Recuerdo el trampolín de hormigón elevándose por encima de la piscina, con su textura rugosa y su evidente pesadez. No parecía imponente, sólo era grande y tosco. Recuerdo a los chicos mayores saltando desde el trampolín más alto cogiendo aire y fuerza para saltar en un alarde de algo que no alcanzaba a comprender. Desde abajo parecía un reto un tanto ridículo, algo que no justificaba tantos aspavientos ni ese dramatismo reafirmante del género o de la edad.
Sólo era saltar. Sólo era eso. Dejarse recibir por el agua que seguro que esperaraba abajo, tan fresca y mansa como se veía a ras de suelo. Ni volteretas ni piruetas imposibles. Sólo tenías que saltar, y elegir si caías de cabeza o de pié. Subir, y saltar.
Cuando subías al más alto, por aquella escalerilla, agarrándote a la barandilla, tu seguridad se iba desvaneciendo paso a paso, escalón a escalón. Al llegar arriba descubrías que el agua ya no parecía muy distinta de una plancha de cemento, y que la altura nunca es absoluta, sino que depende desde donde se mida. En ese momento no es que entendieses los aspavientos, ni el dramatismo, sino que simplemente no entendías como nadie podía saltar desde ahí.

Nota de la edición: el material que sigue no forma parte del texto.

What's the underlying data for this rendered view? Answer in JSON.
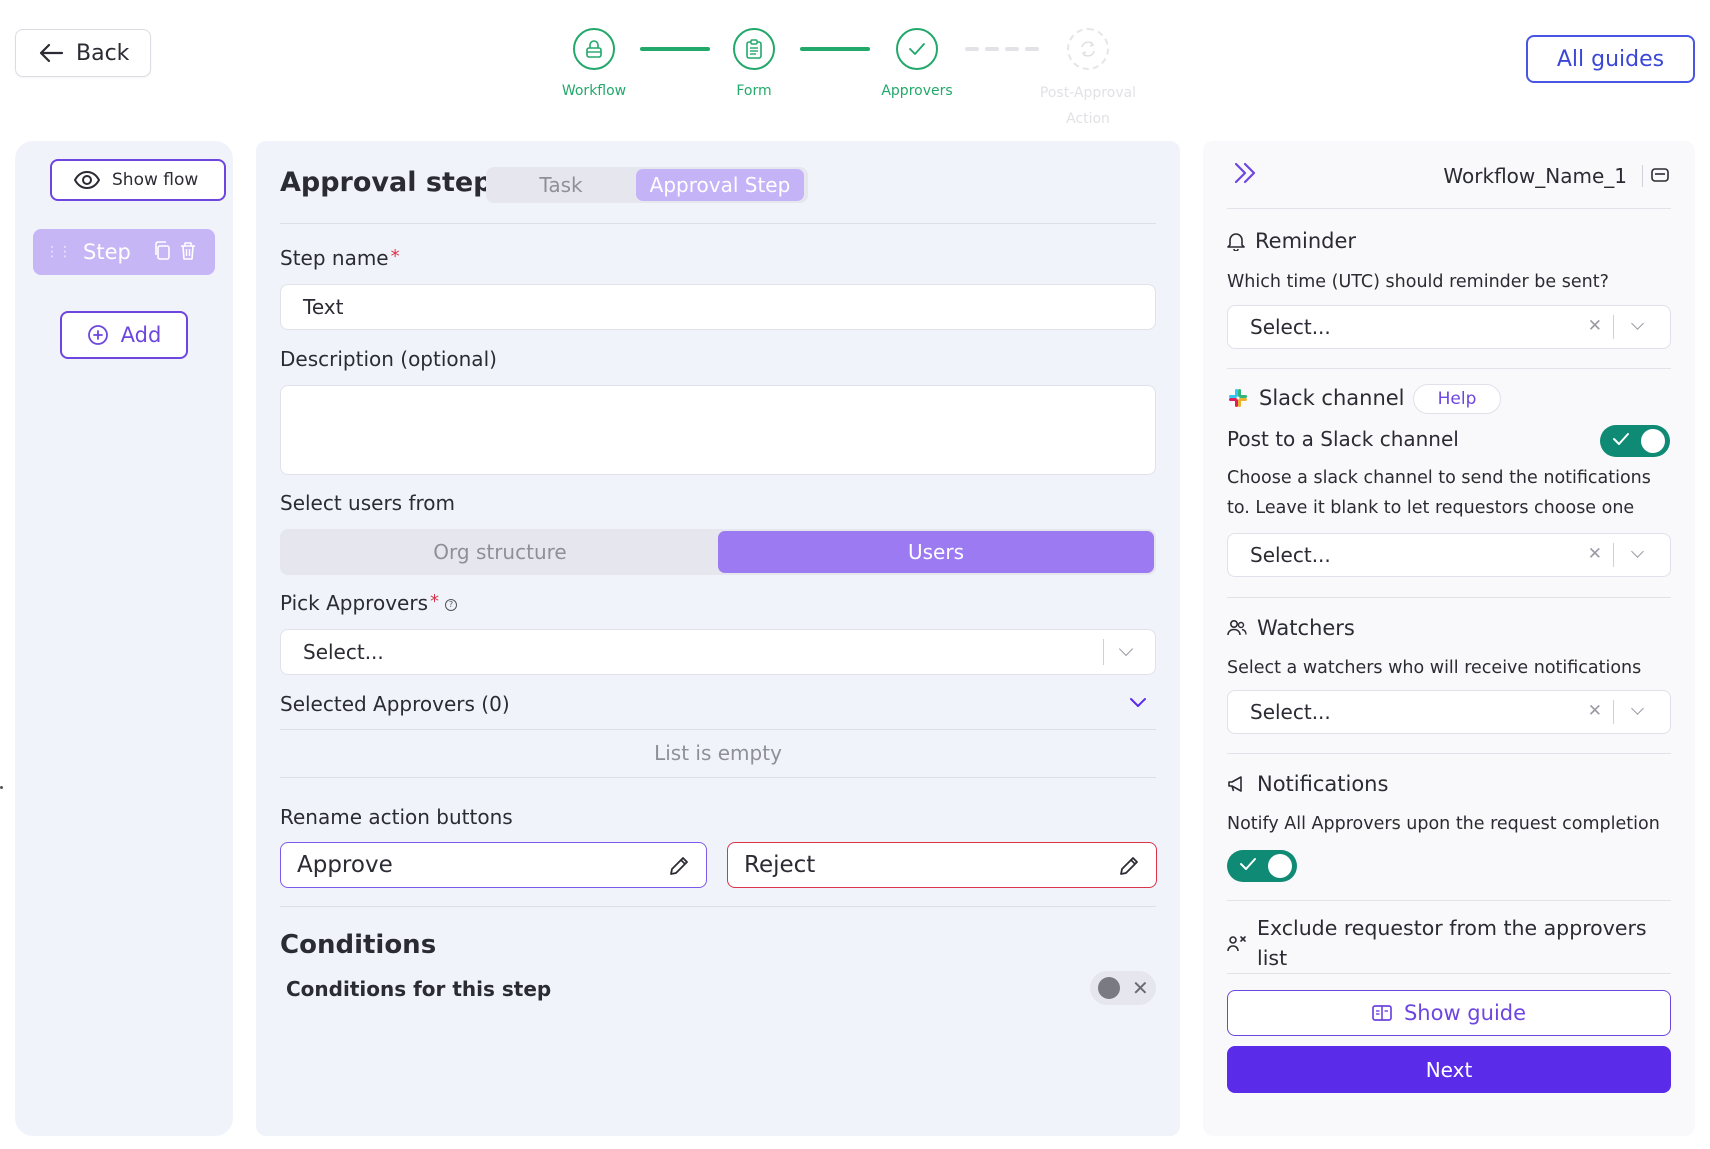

Sólo saltar. Quizás dejarse caer.
Por un momento sopesas la posibilidad de sentarte en el borde, como si dos palmos fuesen a marcar alguna diferencia. Incluso miras atrás para descubrir que aquella escalera sólo estaba pensada para subir y no para bajar. En el peor de los casos hay una cola de gente detrás tuyo con las ideas bastante más claras, esperando que tus dudas revaloricen su futura azaña. Pero al final todo se reduce a tener que elegir entre tus miedos cual vas a dejar en lo alto del trampolín, y cual te llevará abajo.